Part of that included switching filled doughnuts from a round to a bar shape, so they can be cut by a machine rather than individually by hand. That will allow Glazed to increase its production dramatically, according to Rhodes.

For example, with the switch from round cookie dough-topped doughnuts to bars, the work to shape the week’s cookie dough has been cut down from six hours to 30 minutes, Rhodes said.

And keeping up with demand is already a challenge with just one store. On the busiest Saturdays during the school year Glazed will sell about 250 dozen doughnuts. “It has to be automated,” Rhodes said.

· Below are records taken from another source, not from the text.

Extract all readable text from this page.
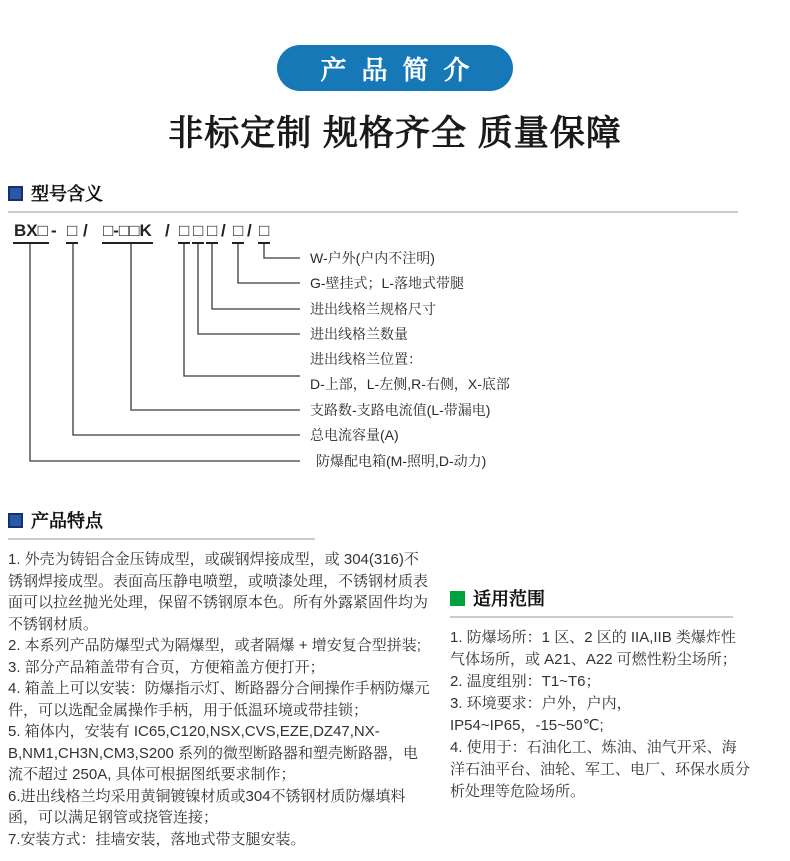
产品简介
非标定制 规格齐全 质量保障
型号含义
BX□ - □ / □-□□K / □ □ □ / □ / □
W-户外(户内不注明)
G-壁挂式；L-落地式带腿
进出线格兰规格尺寸
进出线格兰数量
进出线格兰位置：
D-上部，L-左侧,R-右侧，X-底部
支路数-支路电流值(L-带漏电)
总电流容量(A)
防爆配电箱(M-照明,D-动力)
产品特点

1. 外壳为铸铝合金压铸成型，或碳钢焊接成型，或 304(316)不锈钢焊接成型。表面高压静电喷塑，或喷漆处理，不锈钢材质表面可以拉丝抛光处理，保留不锈钢原本色。所有外露紧固件均为不锈钢材质。

2. 本系列产品防爆型式为隔爆型，或者隔爆 + 增安复合型拼装;

3. 部分产品箱盖带有合页，方便箱盖方便打开；

4. 箱盖上可以安装：防爆指示灯、断路器分合闸操作手柄防爆元件，可以选配金属操作手柄，用于低温环境或带挂锁；

5. 箱体内，安装有 IC65,C120,NSX,CVS,EZE,DZ47,NX-B,NM1,CH3N,CM3,S200 系列的微型断路器和塑壳断路器，电流不超过 250A, 具体可根据图纸要求制作；

6.进出线格兰均采用黄铜镀镍材质或304不锈钢材质防爆填料函，可以满足钢管或挠管连接；

7.安装方式：挂墙安装，落地式带支腿安装。

适用范围

1. 防爆场所：1 区、2 区的 IIA,IIB 类爆炸性气体场所，或 A21、A22 可燃性粉尘场所；

2. 温度组别：T1~T6；

3. 环境要求：户外，户内，IP54~IP65，-15~50℃;

4. 使用于：石油化工、炼油、油气开采、海洋石油平台、油轮、军工、电厂、环保水质分析处理等危险场所。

The regular doughnuts will be made in Amherst, while the gluten-free selection will be made at the Northampton location. That will allow Glazed to decrease cross-contamination while expanding its gluten-free offerings, Rhodes said.

But growth definitely doesn’t mean a reduction in quality or freshness, Rhodes said.

“We’ll make them here and half-an-hour later they’ll be in Northampton,” she said.

The Rhodeses earlier this year raised the base wage paid at Glazed to $12 an hour in an effort to give employees a financial boost, while also expecting more of them. Their strategy worked, Rhodes said. 

“We have a really, really solid crew now for the first time in four years,” she said. “Quality and attention to detail has gone way up.”

In the summer, Glazed has 10 workers in Amherst. That increases to 13 during the school year.

Two new hires are training to work at the Northampton location and Rhodes said she expects to hire about five more.

While Northampton doughnut eaters will get the same Glazed treats they’ve come to know and love, the Northampton store will include some new features.

“It’s not driven by the college students in the same way,” Rhodes said of the city.

While the line at Glazed is often out the door after last call in Amherst, Rhodes said they’re aiming to have the Northampton shop open from 8 a.m. to 10 p.m., because it’s not close to many of downtown Northampton’s bars. But if there’s demand, Rhodes said Glazed will cater to that late night crowd.

And with the opening of Glazed in Northampton, Rhodes said it will be the only place in the city to get Rao’s coffee.

“I’m hoping in Northampton we’ll have more of a coffee business,” she said. But “it’s not another cafe, it’s something different.”

Rhodes said she’s hopeful that people will flock to Glazed for an after-dinner treat. Because even those who are health conscious can’t seem to deny the occasional doughnut, she said.

“There’s something emotional and nostalgic about doughnuts for everybody,” she said.